In architecture The Pavilion is seen as progressive, democratic and a canvas for creativity. Gray Puksand have drawn on this symbolism to create a culture of dynamic learning in the heart of Sydney suburbia. This project shows how architecture can be both elevated and accessible.
The Institute of Applied Technology – Construction (IATC) is located in the Kingswood Campus of TAFE NSW, west of Sydney’s CBD. Nestled in the landscape, the building is surrounded by parkland and can be entirely circumnavigated, permitting views into and out of the spaces within. Seeing all sites of a building is an increasingly challenging feat in our era of highly serviced architecture. There is no back door. Even where service vehicles enter aesthetics are as front of mind as the functionality.
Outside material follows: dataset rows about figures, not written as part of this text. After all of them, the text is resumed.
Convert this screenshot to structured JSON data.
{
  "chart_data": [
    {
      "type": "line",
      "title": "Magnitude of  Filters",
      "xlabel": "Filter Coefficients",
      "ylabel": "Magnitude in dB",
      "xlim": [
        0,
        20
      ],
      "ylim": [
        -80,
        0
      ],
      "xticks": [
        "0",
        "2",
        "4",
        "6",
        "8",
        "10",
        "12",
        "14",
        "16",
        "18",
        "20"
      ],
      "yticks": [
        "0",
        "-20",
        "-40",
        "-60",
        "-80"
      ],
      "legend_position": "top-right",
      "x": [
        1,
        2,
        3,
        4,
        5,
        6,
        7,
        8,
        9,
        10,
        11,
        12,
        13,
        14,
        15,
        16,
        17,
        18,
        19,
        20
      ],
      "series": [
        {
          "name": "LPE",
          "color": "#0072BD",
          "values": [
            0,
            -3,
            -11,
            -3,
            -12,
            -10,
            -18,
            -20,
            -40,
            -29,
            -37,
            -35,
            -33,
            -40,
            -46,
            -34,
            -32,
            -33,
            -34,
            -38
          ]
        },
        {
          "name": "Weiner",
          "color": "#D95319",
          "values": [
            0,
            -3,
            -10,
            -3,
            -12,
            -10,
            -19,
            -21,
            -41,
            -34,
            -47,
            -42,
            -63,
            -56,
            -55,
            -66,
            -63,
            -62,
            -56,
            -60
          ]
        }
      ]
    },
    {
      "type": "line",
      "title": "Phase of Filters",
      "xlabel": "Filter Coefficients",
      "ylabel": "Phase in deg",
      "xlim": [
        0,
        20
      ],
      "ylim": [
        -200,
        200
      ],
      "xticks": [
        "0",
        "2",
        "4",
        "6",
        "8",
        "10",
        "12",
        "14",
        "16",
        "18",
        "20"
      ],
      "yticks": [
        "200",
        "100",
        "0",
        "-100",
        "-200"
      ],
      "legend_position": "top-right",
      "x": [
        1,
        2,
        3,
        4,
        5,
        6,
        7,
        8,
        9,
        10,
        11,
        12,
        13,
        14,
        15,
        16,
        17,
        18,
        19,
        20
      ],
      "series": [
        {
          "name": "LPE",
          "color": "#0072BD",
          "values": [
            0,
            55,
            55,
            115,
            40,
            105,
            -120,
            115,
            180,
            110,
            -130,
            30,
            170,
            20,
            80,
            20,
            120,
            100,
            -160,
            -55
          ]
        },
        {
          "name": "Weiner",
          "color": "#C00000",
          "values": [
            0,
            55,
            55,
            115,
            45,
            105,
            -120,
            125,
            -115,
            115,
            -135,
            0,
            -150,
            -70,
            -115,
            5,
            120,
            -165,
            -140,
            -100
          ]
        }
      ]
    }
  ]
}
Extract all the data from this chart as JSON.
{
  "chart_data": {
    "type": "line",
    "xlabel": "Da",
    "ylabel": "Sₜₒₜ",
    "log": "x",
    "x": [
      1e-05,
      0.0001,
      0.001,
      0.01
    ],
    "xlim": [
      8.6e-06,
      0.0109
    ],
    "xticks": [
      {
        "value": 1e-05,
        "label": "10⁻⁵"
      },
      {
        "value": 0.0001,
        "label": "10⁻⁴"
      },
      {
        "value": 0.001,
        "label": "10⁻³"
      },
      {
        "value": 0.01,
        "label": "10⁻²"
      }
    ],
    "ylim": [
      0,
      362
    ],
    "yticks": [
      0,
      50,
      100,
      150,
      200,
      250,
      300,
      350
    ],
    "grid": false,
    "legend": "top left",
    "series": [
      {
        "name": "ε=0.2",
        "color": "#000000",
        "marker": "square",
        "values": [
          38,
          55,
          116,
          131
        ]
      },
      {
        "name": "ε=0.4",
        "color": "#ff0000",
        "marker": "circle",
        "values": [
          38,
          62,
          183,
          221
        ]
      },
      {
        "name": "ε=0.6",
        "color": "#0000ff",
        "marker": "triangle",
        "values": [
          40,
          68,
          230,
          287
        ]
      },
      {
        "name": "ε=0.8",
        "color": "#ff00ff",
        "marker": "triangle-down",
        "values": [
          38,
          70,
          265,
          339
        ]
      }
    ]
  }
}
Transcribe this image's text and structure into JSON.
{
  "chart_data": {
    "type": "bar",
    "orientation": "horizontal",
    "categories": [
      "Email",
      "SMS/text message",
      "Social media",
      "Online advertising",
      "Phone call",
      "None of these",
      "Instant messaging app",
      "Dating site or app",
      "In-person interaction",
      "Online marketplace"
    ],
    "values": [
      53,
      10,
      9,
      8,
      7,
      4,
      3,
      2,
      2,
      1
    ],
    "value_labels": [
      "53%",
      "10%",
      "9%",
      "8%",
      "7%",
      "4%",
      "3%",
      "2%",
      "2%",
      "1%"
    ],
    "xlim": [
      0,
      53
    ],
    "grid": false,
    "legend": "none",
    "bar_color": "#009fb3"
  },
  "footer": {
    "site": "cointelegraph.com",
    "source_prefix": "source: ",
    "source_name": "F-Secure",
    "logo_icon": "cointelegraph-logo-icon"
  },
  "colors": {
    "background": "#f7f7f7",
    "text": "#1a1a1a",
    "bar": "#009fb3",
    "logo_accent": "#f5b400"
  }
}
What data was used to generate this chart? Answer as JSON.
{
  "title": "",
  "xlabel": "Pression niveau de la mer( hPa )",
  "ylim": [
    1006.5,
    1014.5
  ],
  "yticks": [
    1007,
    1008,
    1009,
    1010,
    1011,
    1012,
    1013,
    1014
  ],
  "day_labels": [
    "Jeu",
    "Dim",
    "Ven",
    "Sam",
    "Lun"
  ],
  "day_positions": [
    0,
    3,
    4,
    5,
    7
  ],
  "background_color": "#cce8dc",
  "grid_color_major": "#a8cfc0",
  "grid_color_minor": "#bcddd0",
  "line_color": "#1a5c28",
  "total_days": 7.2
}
It’s not that all sides of this Pavilion of Learning are the same. The structural grid provides the rhythm while the programming of spaces wax and wane in plan and in elevation. This enables the outside and inside to interlock and provide multiple settings for learning and teaching.
The expressed architectural structure emerges from an environmental response to the climatic extremes of the locale. The roof and soffit work to contain the mass of the rational rectangular plan, utilising the module and emancipating vocational trades from a traditional siloed learning approach to large volume adaptable, flexible workshop and learning space. Embracing the site topography, the building boasts both lower and upper ground floor levels, accessible from the primary east and west entrances, linked via the activated central atrium space and integrating the campus architecture to the future development plans of the adjoining university campus.
The lower ground floor is designed for uninterrupted access, maximising functionality of large triple, double and single volume workshop spaces to the northern and southern aspects, merging seamlessly to outdoor spaces through operable facades. Specialist laboratories and general learning spaces are supported with state-of-the-art technology, linking physically and visually to the internal practical spaces, and the central atrium at every opportunity.
Social interaction and passive learning activate the central atrium, linking breakout and café spaces, with formal learning, group learning, exhibition and dedicated staff workspace enabling a highly functional floor plan.
Materiality is robust with the solidity of GRC facade panels, glass, steel and timber accents, while furnishings are intentionally flexible, while also adding warmth. Light penetrates the building from all sides and the roof, where the ceiling has been stripped back to allow transparency.
IATC also includes many sustainability initiatives. Targeting Five-Star, Green Star as-built certification, internal ventilation, power generation and grey water reuse systems are incorporated. The landscape has been planted with Indigenous flora endemic to the area informed by consultation with the local Darug Nation Community.
This new Pavilion of Learning at the Kingswood campus stands aside the main campus and, while singular in its location, it also becomes an extension of the terrain. This civic building represents a powerful vision for education design that is democratic, accessible, and responds elegantly to site and brief.